Nerve blocks aimed at the
pudendal nerve,
superior hypogastric plexus and
ganglion of impar have shown to be effective for treating certain types of pelvic pain that do not respond to conservative treatment. Neuromodulation has been explored as a potential treatment option for some time. Traditional spinal cord stimulation, also known as dorsal column stimulation has been inconsistent in treating pelvic pain: there is a high failure rate with these traditional systems due to the inability to affect all of the painful areas and there remains to be consensus on where the optimal location of the spinal cord this treatment should be aimed. As the innervation of the pelvic region is from the sacral nerve roots, previous treatments have been aimed at this region; however pain pathways seem to elude treatment solely directed at the level of the spinal cord (perhaps via the sympathetic nervous system) leading to failures. Spinal cord stimulation aimed at the mid- to high-thoracic region of the spinal cord have produced some positive results. A newer form of spinal cord stimulation called dorsal root ganglion stimulation (DRG) has shown a great deal of promise for treating pelvic pain due to its ability to affect multiple parts of the nervous system simultaneously - it is particularly effective in patients with "known cause" (i.e. post surgical pain, endometriosis, pudendal neuralgia, etc.). There are a number of "alternative" therapies that have been offered for pelvic pain based on the notion that they are "non-invasive" however they are not supported by evidenced-based medicine.
Diazepam (
Valium) suppositories are an older therapy that was offered to patients with pelvic pain based on the belief that by delivering the medication in closer proximity to the area of pain that a greater effect would be gained. Moreover, benzodiazepines have not been shown to be effective for pelvic pain and should only be used with extreme caution due to the potential for addiction. Similarly, hydrodissection is another treatment that has been suggested for pelvic pain despite the fact that there is no evidence whatsoever to substantiate its use. Proponents suggest the therapy is able to "move" adjacent tissue away from a potentially
compressed nerve by injecting small amounts of fluid under ultrasound guidance; however this premise is incorrect due to the fact that
in vivo tissue will nearly always absorb foreign fluid and return to its original orientation in a matter of minutes to days. In patients with endometriosis-related pelvic pain, a 2023 systematic review and meta-analysis of 13 randomized controlled trials found that antioxidant vitamin supplementation, particularly vitamin E with or without vitamin C, was associated with reduced pain severity, especially dysmenorrhea, with some evidence of benefit for chronic pelvic pain and dyspareunia. The authors suggested that these effects may be related to reductions in oxidative stress and inflammatory markers.

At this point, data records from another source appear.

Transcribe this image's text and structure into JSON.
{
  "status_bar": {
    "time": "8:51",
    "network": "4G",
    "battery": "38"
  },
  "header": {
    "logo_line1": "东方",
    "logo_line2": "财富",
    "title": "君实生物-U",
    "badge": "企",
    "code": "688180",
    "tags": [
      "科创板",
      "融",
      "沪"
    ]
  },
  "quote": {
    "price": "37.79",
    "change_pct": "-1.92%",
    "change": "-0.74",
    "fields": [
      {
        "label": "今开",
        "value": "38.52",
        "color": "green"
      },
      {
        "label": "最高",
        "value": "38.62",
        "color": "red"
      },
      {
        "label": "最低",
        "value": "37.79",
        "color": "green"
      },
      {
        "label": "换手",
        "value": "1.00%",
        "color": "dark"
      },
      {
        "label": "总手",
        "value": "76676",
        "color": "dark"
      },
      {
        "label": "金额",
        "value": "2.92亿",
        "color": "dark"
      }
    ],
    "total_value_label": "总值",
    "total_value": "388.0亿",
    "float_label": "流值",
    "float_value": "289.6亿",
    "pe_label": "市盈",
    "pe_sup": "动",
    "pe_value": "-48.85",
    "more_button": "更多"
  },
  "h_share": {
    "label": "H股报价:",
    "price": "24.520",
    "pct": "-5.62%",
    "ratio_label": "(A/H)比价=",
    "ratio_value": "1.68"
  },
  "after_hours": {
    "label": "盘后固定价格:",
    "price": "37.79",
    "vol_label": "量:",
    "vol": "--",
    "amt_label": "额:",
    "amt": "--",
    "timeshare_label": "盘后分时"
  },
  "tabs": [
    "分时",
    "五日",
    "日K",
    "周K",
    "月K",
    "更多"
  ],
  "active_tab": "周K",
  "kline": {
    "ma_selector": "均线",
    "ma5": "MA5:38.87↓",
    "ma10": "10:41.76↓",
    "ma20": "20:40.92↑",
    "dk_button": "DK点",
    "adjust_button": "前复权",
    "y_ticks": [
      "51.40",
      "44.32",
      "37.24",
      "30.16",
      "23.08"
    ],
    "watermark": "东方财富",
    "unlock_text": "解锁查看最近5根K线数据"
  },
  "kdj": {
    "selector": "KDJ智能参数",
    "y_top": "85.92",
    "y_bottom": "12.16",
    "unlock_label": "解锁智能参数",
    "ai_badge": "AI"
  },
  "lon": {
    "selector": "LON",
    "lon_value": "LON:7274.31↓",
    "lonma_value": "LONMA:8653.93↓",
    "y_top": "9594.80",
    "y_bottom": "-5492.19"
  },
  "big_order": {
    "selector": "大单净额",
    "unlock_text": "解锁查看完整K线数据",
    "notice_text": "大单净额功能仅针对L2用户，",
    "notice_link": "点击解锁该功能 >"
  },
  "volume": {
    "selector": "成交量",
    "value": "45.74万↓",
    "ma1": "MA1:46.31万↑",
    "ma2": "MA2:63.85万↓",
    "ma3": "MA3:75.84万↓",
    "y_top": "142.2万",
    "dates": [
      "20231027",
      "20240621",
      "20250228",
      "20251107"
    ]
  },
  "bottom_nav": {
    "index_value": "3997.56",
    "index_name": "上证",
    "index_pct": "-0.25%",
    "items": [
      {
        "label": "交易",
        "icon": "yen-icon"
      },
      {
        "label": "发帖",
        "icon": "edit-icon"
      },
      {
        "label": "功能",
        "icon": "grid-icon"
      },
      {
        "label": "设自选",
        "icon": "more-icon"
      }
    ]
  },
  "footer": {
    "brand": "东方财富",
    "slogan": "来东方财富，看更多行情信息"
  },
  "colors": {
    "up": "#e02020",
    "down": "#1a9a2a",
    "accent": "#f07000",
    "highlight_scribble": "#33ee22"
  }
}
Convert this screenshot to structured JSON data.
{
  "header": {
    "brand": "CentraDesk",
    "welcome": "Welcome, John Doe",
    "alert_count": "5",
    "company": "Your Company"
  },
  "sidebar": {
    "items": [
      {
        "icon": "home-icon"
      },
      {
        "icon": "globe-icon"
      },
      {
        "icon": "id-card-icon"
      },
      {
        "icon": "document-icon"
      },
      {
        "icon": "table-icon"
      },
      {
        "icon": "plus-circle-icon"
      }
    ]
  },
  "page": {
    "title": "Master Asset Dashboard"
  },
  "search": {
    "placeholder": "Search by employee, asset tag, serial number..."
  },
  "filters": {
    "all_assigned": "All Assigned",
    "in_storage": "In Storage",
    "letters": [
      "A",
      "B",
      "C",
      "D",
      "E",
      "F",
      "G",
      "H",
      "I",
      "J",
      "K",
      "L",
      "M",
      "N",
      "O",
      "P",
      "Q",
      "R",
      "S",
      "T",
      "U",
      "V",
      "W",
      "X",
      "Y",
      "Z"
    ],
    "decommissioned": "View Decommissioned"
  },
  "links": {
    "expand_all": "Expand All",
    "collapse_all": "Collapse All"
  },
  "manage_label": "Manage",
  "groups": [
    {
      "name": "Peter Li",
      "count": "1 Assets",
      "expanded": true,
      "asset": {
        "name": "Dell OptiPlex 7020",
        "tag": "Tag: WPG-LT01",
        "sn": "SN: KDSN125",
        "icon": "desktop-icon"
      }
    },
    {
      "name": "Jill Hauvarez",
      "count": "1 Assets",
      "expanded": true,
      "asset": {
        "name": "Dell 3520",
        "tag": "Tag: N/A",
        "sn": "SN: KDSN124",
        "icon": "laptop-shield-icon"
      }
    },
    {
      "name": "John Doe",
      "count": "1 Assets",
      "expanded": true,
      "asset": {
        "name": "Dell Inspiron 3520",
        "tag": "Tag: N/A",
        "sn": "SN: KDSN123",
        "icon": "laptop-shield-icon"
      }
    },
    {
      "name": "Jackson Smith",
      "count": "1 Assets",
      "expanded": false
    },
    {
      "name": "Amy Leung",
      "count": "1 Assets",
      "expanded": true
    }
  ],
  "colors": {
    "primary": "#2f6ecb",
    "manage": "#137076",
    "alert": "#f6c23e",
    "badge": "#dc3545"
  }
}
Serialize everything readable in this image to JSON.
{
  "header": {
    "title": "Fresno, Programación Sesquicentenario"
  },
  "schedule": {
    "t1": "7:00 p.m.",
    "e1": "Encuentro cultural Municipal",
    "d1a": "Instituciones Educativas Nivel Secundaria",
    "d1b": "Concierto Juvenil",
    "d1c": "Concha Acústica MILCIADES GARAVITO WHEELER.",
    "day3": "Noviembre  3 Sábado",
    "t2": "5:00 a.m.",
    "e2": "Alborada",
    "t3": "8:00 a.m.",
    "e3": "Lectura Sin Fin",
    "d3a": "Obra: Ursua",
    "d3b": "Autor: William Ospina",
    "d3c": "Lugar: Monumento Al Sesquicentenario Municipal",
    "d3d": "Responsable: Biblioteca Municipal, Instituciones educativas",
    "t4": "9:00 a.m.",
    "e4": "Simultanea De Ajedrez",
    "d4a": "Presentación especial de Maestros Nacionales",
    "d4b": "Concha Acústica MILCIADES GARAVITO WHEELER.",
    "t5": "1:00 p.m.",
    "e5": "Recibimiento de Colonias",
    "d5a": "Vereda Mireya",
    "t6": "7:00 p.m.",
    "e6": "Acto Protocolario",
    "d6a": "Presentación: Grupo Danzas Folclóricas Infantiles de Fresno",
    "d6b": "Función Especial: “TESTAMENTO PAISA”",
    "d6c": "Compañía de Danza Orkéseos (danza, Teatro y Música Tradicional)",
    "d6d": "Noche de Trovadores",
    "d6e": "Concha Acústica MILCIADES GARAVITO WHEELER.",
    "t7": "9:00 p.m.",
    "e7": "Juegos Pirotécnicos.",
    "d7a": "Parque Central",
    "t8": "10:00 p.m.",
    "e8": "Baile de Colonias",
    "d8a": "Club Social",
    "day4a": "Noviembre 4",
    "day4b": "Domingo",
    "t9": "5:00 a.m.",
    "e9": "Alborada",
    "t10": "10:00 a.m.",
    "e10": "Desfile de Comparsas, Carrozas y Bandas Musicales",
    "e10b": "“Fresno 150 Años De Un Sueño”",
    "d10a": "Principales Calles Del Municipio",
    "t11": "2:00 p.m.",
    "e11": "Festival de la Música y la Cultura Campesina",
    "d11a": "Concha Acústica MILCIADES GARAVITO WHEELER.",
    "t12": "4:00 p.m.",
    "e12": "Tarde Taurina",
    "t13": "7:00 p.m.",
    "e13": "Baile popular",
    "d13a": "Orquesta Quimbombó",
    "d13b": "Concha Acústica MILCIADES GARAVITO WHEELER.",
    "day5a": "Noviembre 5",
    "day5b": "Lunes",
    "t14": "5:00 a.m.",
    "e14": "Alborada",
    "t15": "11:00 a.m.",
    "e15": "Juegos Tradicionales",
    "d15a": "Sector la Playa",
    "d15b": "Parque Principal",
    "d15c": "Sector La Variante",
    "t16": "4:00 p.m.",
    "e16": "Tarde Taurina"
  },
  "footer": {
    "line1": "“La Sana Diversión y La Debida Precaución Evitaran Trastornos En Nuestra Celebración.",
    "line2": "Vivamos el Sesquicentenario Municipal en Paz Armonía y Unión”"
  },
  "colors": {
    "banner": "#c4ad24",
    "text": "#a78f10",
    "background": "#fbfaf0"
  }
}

Vibrators have also been found to be effective at addressing Pelvic Pain. Sometimes described as a massager, the vibrator is used on the body to produce
sexual stimulation. Examples of FDA registered vibrators for sexual arousal disorder include
MV.Health's Crescendo and Intimate Rose's Pelvic Wand.
Females Many women will benefit from a consultation with a physical therapist, a trial of anti-inflammatory medications, hormonal therapy, or even neurological agents. A
hysterectomy is sometimes performed however this should only be explored as a last resort given the fact that it is often not effective in treating neuropathic pain.